Snootch blickte sich nach dem Geist um und sah nichts mehr. Als der letzte Schlag verklungen war, erinnerte er sich der Prophezeiung des alten Jacob Harley, und während er seine Augen hob, erblickte er eine feierliche Erscheinung, die völlig verhüllt war und wie ein Nebel über den Boden auf ihn zukam.
Die Erscheinung kam langsam, ernst und schweigend näher. Als sie ganz nahe vor ihm stand, sank Snootch auf die Knie, denn sogar in der Luft, durch die dieser Geist sich bewegte, schien sich ein geheimnisvoller Hauch zu verbreiten..."
"Mist, jetzt hat sich Alice doch das letzte Plätzchen geschnappt..." Gralon blickte bekümmert auf das leere Tablett.

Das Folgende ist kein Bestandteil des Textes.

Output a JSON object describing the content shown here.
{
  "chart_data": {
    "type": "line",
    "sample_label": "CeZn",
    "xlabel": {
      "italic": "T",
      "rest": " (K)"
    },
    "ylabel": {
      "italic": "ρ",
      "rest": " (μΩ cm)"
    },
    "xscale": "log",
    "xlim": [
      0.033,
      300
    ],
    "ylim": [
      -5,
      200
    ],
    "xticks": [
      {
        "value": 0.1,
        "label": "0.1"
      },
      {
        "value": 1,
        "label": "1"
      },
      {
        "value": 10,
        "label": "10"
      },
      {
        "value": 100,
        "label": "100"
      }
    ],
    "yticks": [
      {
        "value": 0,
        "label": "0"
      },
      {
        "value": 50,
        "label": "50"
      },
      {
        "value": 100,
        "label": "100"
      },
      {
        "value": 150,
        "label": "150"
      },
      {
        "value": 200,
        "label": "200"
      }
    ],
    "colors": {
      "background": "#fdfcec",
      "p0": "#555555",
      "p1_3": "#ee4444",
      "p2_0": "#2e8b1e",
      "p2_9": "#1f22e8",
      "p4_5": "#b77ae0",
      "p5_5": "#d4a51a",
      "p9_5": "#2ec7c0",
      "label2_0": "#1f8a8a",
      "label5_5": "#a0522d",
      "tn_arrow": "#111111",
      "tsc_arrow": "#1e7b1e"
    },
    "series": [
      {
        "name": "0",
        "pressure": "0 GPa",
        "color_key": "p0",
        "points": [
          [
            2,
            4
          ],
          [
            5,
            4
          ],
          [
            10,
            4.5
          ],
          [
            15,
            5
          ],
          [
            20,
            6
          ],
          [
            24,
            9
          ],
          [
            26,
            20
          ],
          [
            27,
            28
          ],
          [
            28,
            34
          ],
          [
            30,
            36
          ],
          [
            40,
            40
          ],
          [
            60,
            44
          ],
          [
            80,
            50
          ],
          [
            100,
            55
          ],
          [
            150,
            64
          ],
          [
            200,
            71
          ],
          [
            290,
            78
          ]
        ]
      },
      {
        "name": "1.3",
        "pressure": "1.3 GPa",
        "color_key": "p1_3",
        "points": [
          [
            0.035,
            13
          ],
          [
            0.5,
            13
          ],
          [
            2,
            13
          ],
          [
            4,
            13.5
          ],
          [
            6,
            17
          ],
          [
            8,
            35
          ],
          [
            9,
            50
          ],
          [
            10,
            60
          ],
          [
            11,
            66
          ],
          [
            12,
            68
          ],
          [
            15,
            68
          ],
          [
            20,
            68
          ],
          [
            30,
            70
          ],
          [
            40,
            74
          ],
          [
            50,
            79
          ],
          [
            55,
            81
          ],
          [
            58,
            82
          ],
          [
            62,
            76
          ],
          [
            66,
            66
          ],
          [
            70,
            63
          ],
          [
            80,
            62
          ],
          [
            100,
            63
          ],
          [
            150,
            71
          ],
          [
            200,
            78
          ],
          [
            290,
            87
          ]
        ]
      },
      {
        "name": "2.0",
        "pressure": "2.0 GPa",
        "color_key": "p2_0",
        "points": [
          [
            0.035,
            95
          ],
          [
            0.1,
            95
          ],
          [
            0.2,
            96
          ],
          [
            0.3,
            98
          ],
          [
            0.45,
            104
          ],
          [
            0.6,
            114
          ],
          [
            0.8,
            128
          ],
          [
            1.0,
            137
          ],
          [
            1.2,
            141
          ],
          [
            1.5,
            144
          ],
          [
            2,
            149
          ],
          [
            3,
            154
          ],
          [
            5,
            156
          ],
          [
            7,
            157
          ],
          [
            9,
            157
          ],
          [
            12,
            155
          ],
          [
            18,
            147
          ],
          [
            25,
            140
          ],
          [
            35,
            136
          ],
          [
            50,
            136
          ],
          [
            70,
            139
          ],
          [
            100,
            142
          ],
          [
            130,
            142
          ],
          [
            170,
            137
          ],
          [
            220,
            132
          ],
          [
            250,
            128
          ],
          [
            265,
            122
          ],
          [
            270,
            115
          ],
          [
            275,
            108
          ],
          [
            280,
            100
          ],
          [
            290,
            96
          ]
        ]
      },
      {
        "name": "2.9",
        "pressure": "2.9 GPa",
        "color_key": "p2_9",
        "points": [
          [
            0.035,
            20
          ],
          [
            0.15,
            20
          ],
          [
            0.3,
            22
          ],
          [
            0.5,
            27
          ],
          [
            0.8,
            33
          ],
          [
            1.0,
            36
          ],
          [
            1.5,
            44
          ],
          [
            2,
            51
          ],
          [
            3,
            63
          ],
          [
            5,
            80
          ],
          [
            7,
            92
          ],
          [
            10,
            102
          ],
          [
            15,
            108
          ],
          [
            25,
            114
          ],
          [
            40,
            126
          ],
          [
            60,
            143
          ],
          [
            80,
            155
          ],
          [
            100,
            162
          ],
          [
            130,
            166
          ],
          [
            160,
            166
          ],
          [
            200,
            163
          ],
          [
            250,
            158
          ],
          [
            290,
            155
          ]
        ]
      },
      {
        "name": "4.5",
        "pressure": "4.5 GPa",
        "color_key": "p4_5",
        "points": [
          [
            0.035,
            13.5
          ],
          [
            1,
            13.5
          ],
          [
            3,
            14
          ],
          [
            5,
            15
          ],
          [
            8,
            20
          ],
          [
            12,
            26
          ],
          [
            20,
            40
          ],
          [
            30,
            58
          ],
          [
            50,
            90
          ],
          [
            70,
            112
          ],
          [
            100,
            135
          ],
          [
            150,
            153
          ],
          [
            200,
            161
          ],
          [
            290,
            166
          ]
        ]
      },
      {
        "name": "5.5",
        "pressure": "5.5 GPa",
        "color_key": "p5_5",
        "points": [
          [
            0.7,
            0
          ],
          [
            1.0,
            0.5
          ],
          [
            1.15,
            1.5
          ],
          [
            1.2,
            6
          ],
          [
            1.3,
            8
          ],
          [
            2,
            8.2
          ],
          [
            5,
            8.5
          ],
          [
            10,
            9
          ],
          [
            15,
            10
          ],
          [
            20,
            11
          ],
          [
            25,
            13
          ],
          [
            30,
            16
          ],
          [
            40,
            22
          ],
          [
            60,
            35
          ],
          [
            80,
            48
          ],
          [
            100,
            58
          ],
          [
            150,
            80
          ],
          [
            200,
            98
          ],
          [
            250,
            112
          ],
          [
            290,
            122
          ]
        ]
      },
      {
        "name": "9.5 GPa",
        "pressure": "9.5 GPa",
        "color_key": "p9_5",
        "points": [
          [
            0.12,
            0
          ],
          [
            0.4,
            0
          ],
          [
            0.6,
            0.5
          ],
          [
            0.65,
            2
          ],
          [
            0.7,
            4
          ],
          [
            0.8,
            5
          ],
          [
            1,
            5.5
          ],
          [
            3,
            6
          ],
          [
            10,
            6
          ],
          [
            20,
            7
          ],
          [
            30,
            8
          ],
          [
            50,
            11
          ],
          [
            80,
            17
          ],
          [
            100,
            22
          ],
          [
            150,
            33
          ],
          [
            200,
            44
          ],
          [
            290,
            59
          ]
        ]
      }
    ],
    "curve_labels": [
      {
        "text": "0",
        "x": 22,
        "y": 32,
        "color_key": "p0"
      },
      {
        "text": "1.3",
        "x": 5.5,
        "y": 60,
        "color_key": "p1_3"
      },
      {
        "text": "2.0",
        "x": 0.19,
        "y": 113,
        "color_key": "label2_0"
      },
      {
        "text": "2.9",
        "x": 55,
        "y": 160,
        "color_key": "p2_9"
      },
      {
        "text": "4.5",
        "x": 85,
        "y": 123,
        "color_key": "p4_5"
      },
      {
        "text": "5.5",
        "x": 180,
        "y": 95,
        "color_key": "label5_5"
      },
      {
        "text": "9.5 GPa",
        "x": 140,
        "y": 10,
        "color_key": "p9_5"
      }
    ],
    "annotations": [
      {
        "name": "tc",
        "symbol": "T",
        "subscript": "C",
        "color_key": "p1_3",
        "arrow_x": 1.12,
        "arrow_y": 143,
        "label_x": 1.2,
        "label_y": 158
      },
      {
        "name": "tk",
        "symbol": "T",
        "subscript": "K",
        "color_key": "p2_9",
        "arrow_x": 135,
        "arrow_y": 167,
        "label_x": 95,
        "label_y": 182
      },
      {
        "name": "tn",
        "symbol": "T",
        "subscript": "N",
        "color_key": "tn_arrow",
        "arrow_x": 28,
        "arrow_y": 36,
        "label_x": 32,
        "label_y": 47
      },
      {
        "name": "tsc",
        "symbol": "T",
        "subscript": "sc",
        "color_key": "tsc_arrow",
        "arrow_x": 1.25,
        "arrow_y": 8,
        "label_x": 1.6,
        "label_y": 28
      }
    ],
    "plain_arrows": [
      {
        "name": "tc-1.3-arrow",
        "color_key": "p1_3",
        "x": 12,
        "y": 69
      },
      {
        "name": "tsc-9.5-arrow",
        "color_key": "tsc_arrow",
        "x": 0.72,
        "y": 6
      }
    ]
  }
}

"In der Küche ist noch ein Rest", tröstete ihn Kanndra. "Eigentlich war er für morgen gedacht aber da die Kekse hier weggehen wie warme Wabel..." Sie stand auf und verschwand in der Kantine.
"Uaaah, Lesepause." Bregs legte das Buch auf den Tresen und streckte sich. "Knapp zwei Kapitel noch, dann sind wir durch."
"So viel noch?" Alice sah erschrocken aus. "Schaffen wir das noch bis elf?"
"Sicher", beruhigte Araghast sie und hob das Buch an. Drei Viertel haben wir schon geschafft. Das paßt dicke wenn nicht zwischendurch jemand die Kekse geklaut hat."
"Das sollte jemand wagen..." mischte sich Clara ein.
"Wer weiß, vielleicht können die in der Diebesgilde nicht backen?" grinste Ombia.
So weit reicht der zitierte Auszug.